Some pensioners can’t have it all when it comes to Social Security

Some pensioners can’t have it all when it comes to Social Security

Public employees, such as school teachers, slated to receive a pension may face challenges when planning for retirement, particularly if they hope to include Social Security as well. If a client works in a job that does not withhold Social Security payroll taxes, the receipt of a pension may eliminate or reduce Social Security benefits.

Clients who work for state and local governments in positions such as teachers, fire fighters, and police officers, and who are eligible for a retirement pension, may be affected. Specifically, public sector employees are not covered by Social Security in 15 states: Arkansas, California, Colorado, Connecticut, Georgia, Illinois, Kentucky, Louisiana, Maine, Massachusetts, Montana, Nevada, Ohio, Rhode Island, and Texas.

Federal workers, however, are not affected since most hired after 1983 are covered by Social Security.

Social Security has two provisions in its rules that address situations where an individual has worked multiple jobs in both the private and public sectors, and where he or she is looking to claim spousal and survivor benefits.

1. Windfall Elimination Provision (WEP)

Prior to the introduction of WEP, those who worked primarily in a job not covered by Social Security, but who had some employment history with a job that was covered, were treated as if they were long-term, low-wage workers. As a result, they received a Social Security benefit that was based on a higher percentage of their earnings. In these cases, government workers had received a disproportionately large benefit.

The WEP ensures that the workers with multiple types of jobs are treated the same as government workers in jobs that did not pay into Social Security. With the WEP provision, Social Security benefits may be reduced but not totally eliminated.
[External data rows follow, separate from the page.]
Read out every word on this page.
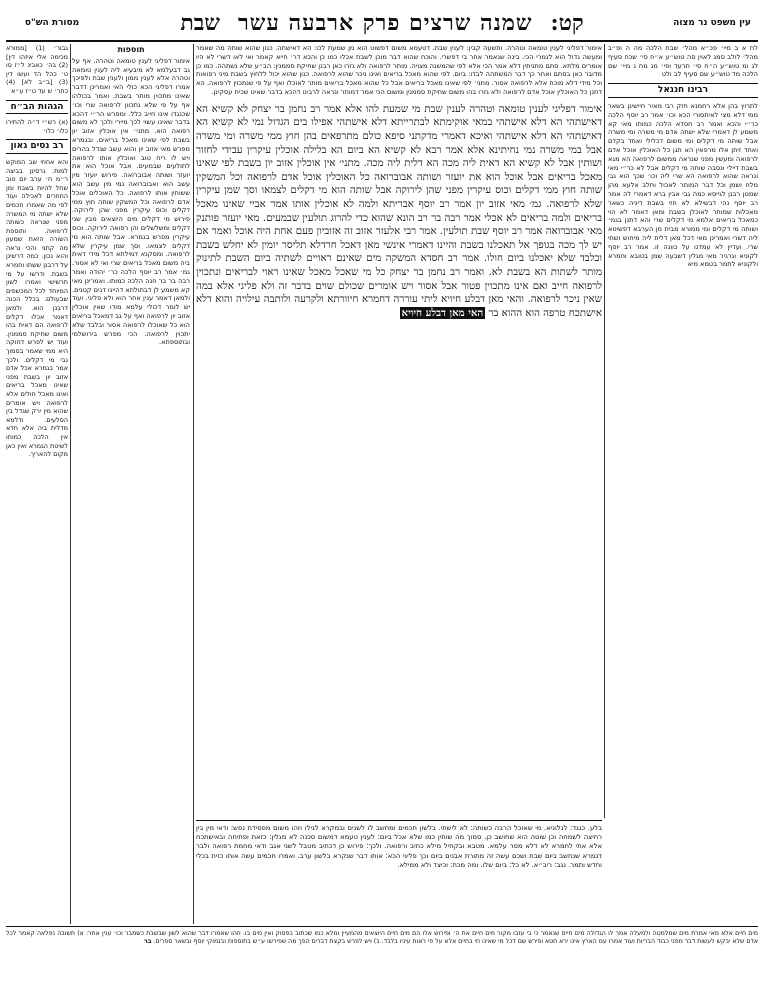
עין משפט נר מצוה
קט:
שמנה שרצים פרק ארבעה עשר
שבת
מסורת הש"ס
לח א ב מיי׳ פכ״א מהל׳ שבת הלכה מה ה ופ״ב מהל׳ לולב סמג לאוין סה טוש״ע א״ח סי׳ שכח סעיף לג ומ טוש״ע ה״ח סי׳ תרעד ופי׳ מג מח ג מיי׳ שם הלכה מד טוש״ע שם סעיף לב ולט
רבינו חננאל
לתרוץ בהן אלא רחמנא חזק רבי מאיר חיישינן בשאר ממי דלא מצי לאיתסורי הכא וכו׳ אמר רב יוסף הלכה כר״י והכא ואמר רב חסדא הלכה כמותו מאי קא משמע לן דאמרי שלא ישתה אדם מי משרה ומי משרה אבל שותה מי דקלים ומי משום דכלילי ואחד בקדם ואחד זיתן אלו מרפאין הא תגן כל האוכלין אוכל אדם לרפואה ומעשין מפני שנראה ממשום לרפואה הא מגא בשבת דיילי ונסבה שותה מי דקלים אבל לא כר״י מאי ונראה שהוא לרפואה הא שרי ליה וכו׳ שכך הוא גבי מלח ושמן וכל דבר המותר לאכול וחלב אלעא מהן שמנון רבנן לגייסא כמה גבי אבין ברא דאמרי לה אמר רב יוסף נהי דבשילא לא חזי בשבת דיניה כשאר מאכלות שמותר לאוכלן בשבת ומאן דאמר לא הוי כמאכל בריאים אלמא מי דקלים שרי והא דתנן בגמ׳ ושותה מי דקלים ומי ממורא מבית מן הערבא דפשיטא ליה דשרי ואמרינן מאי דכל מאן דלית ליה מיחוש ושתי שרי. ועדיין לא עמדנו על כוונה זו. אמר רב יוסף לקוניא וגרגיר מאי מגלין דשבעה שמן בטובא וחמרא ולקוניא לחמר בטמא מיא
אימור דפליגי לענין טומאה וטהרה. ותשעה קבין: לענין שבת. דטעמא משום דפשוט הוא מן שמעת לכו: הא דאישתה. כגון שהוא שותה מה שאמר ומעשה גדול הוא לגמרי הכי. בינה שנאמר אחר בי דפשרי. והוכח שהוא דבר מוכן לשבת אכלו כמו כן והכא דר׳ חייא קאמר ואי לאו דשרי לא היו אומרים מלתא. סתם מתניתין דלא אמר הכי אלא לפי שהמשנה מצויה. מותר לרפואה ולא גזרו כאן רבנן שחיקת סממנין: הב״ע שלא נשתהה. כמו כן מדובר כאן בסתם ואחר כך דבר המשתהה לבדו: ביום. לפי שהוא מאכל בריאים ואינו ניכר שהוא לרפואה. כגון שהוא יכול ללחוץ בשבת מיני רפואות וכל מידי דלא מוכח אלא לרפואה אסור. מתני׳ לפי שאינו מאכל בריאים אבל כל שהוא מאכל בריאים מותר לאוכלו ואף על פי שנתכוין לרפואה. הא דתנן כל האוכלין אוכל אדם לרפואה ולא גזרו בהו משום שחיקת סממנין ומשום הכי אמר דמותר ונראה לרבינו דהכא בדבר שאינו שכיח עסקינן.
אימור דפליגי לענין טומאה וטהרה לענין שבת מי שמעת להו אלא אמר רב נחמן בר יצחק לא קשיא הא דאישתהי הא דלא אישתהי במאי אוקימתא לבתרייתא דלא אישתהי אפילו בים הגדול נמי לא קשיא הא דאישתהי הא דלא אישתהי ואיכא דאמרי מדקתני סיפא כולם מתרפאים בהן חוץ ממי משרה ומי משרה אבל במי משרה נמי נחיתינא אלא אמר רבא לא קשיא הא ביום הא בלילה אוכלין עיקרין עבידי לחזור ושותין אבל לא קשיא הא דאית ליה מכה הא דלית ליה מכה. מתני׳ אין אוכלין אזוב יון בשבת לפי שאינו מאכל בריאים אבל אוכל הוא את יועזר ושותה אבוברואה כל האוכלין אוכל אדם לרפואה וכל המשקין שותה חוץ ממי דקלים וכוס עיקרין מפני שהן לירוקה אבל שותה הוא מי דקלים לצמאו וסך שמן עיקרין שלא לרפואה. גמ׳ מאי אזוב יון אמר רב יוסף אבריתא ולמה לא אוכלין אותו אמר אביי שאינו מאכל בריאים ולמה בריאים לא אכלי אמר רבה בר רב הונא שהוא כדי להרוג תולעין שבמעים. מאי יועזר פותנק מאי אבוברואה אמר רב יוסף שבת תולעין. אמר רבי אלעזר אזוב זה אזוביון פעם אחת היה אוכל ואמר אם יש לך מכה בגופך אל תאכלנו בשבת והיינו דאמרי אינשי מאן דאכל חרדלא תליסר יומין לא יחלש בשבת ובלבד שלא יאכלנו ביום חולו. אמר רב חסדא המשקה מים שאינם ראויים לשתיה ביום השבת לתינוק מותר לשתות הא בשבת לא. ואמר רב נחמן בר יצחק כל מי שאכל מאכל שאינו ראוי לבריאים ונתכוין לרפואה חייב ואם אינו מתכוין פטור אבל אסור ויש אומרים שכולם שוים בדבר זה ולא פליגי אלא במה שאין ניכר לרפואה. והאי מאן דבלע חיויא ליתי עוררה דחמרא חיוורתא ולקרעה ולותבה עילויה והוא דלא אישתכח טרפה הוא ההוא בר האי מאן דבלע חיויא
תוספות
אימור דפליגי לענין טומאה וטהרה. אף על גב דבעלמא לא מיבעיא ליה לענין טומאה וטהרה אלא לענין ממון ולענין שבת ולפיכך אמרו דפליגי הכא כולי האי ואמרינן דדבר שאינו מתכוין מותר בשבת. ואמר בכולהו אף על פי שלא נתכוון לרפואה שרי וכו׳ שכנגדו אינו חייב כלל. ומפרש הר״י דהכא בדבר שאינו עשוי לכך מיירי ולכך לא משום רפואה הוא. מתני׳ אין אוכלין אזוב יון בשבת לפי שאינו מאכל בריאים. ובגמרא מפרש מאי אזוב יון והוא עשב שגדל בהרים ויש לו ריח טוב ואוכלין אותו לרפואה לתולעים שבמעים. אבל אוכל הוא את יועזר ושותה אבוברואה. פירוש יועזר מין עשב הוא ואבוברואה נמי מין עשב הוא ששותין אותו לרפואה. כל האוכלים אוכל אדם לרפואה וכל המשקין שותה חוץ ממי דקלים וכוס עיקרין מפני שהן לירוקה. פירוש מי דקלים מים היוצאים מבין שני דקלים ומשלשלים והן רפואה לירוקה. וכוס עיקרין מפרש בגמרא. אבל שותה הוא מי דקלים לצמאו. וסך שמן עיקרין שלא לרפואה. ומסקנא דמילתא דכל מידי דאית ביה משום מאכל בריאים שרי ואי לא אסור. גמ׳ אמר רב יוסף הלכה כר׳ יהודה ואמר רבה בר בר חנה הלכה כמותו. ואמרינן מאי קא משמע לן דבתולתא דהיינו דגים קטנים. ולמאן דאמר ענין אחר הוא ולא פליגי. ועוד יש לומר דכולי עלמא מודו שאין אוכלין אזוב יון לרפואה ואף על גב דמאכל בריאים הוא כל שאוכלו לרפואה אסור ובלבד שלא יתכוין לרפואה. הכי מפרש בירושלמי ובתוספתא.
גבור׳ (1) [ממורא מכימה אלי איזהו דין] (2) בה׳ כאבינ ל״ז סו ט׳ כהל הד ועשו דין (3) [ב״ב לא] (4) כתר׳ ש עד ט״ז ע״א
הגהות הב״ח
(א) רש״י ד״ה להתירו כלו׳ כלו׳
רב נסים גאון
והא אחוזי שב המוקש למות. גרסינן בביצה ר״מ ח׳ ערב יום טוב שחל להיות בשבת ומן החוזרים לאכילה ועוד לפי מה שאמרו חכמים שלא ישתה מי המשרה מפני שנראה כשותה לרפואה. ותוספת השורה הזאת שמעון מה קתני והכי נראה והוא נכון. כמה דרשינן על דרבנן ששתו וחמרא בשבת. ודרשו על מי תרשישי ואמרו לשון המיוחד לכל המכשפים שבעולם. בכלל הכנה דרבנן הוא. ולמאן דאמר אכלו דקלים לרפואה הם דאית בהו משום שחיקת סממנין. ועוד יש לפרש דחוקה היא ממי שאמר בסמוך גבי מי דקלים. ולכך אמר בגמרא אכל אדם אזוב יון בשבת מפני שאינו מאכל בריאים ואינו מאכל חולים אלא לרפואה ויש אומרים שהוא מין ירק שגדל בין הסלעים. ודלמא מדלית ביה אלא חדא אין הלכה כמותו לשיטת הגמרא ואין כאן מקום להאריך.
בלע. כנגד: לגלוניא. מי שאוכל הרבה כשותה: לא לישתי. בלשון חכמים ומחשב לו לשנים ובמקרא לגילו וזהו משום מפסידת נפש: ודאי מין בין רחיצה לשמחה וכן שוטה הוא שחושב כן. סמוך מה שותין כמו שלא אכל ביום: לענין טעמא דמשום סכנה לא מגלין: כזאת ופתיחה ובאישתכח אלא אתי לחמרא לא דלא מסר עלמא. מטבא ובקחיל מילא כתיב ורפואה. ולכך: פירוש כן דכתיב מטבל לשני אגב ודאי מחמת רפואה ולבר דגמרא שנחשב ביום שבת ושכם עשה זה מתורת אבנים ביום וכך פליגי הכא: אותו דבר שנקרא בלשון ערב. ואמרו חכמים עשה אותו כזית בכלי וחדש ותמר. נגב: ריב״א. לא כל: ביום שלו. ומה מכח: וכיצד ולא ממילא.
מים חיים אלא מאי אמרת מים שמלמטה ולמעלה אמר לו הגדולה מים חיים שנאמר כי בי עזבו מקור מים חיים את ה׳ ופירוש אלו הם מים חיים היוצאים מהמעיין ומלא כמו שכתוב בפסוק ואין מים בו. וזהו שאמרו דבר שהוא לשון שבשבת כשמבר וכו׳ ענין אחר: א) תשובה נפלאה קאמר לכל אדם שלא יבקש לעשות דבר מפני כבוד הבריות ועוד אמרו עם הארץ אינו ירא חטא ופירש שם דכל מי שאינו חי בחיים אלא על פי ראות עיניו בלבד. ב) ויש לפרש בקצת דברים הפך מה שפירשו ע״ש בתוספות ובנמוקי יוסף ובשאר ספרים. בר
The provision can also affect the amount a spouse, but not a survivor, receives in Social Security benefits.

How it works:

  • If an individual has 30 years of “substantial” Social Security earnings, the WEP does not apply.
  • The provision affects an individual who earned a pension where the employer didn’t withhold Social Security taxes and who worked at least 40 quarters (10 years) in a job covered by Social Security.
  • For example, assume an individual has a government pension of $2,000 per month, and he or she has also worked in a Social Security-covered job for the past 15 years, with an income of $75,000 per year. The individual’s monthly Social Security benefit would be reduced from $1,490 to $1,084 per month due to the WEP.

The Social Security Administration provides a calculator to determine the reduction. [link to calculator]. For more detailed information on how the WEP works, read the SSA’s publication, Windfall Elimination Provision.

2. Government Pension Offset
This provision may affect those who earned a pension where the employer didn’t withhold Social Security and who are now applying for Social Security spousal or survivor benefits based on the spouse’s earnings history.

In this case, Social Security benefits could be totally eliminated.

How it works:

  • Social Security benefits are reduced by two thirds of the amount of the public pension. For example, consider a teacher’s pension of $750 per month and Social Security spousal benefits of $600 per month. The Social Security benefit would be reduced by two thirds of the pension ($500), resulting in a benefit of $100.
  • For more detailed information, read more about the Government Pension Offset.

Discuss Social Security as part of retirement plan
Social Security should be part of the discussion early on in retirement planning, especially with clients who may be public employees or whose spouses may work for the government. Clients may assume that because a portion of their earnings or their spouse’s earnings was paid into the Social Security system, they are entitled to full benefits.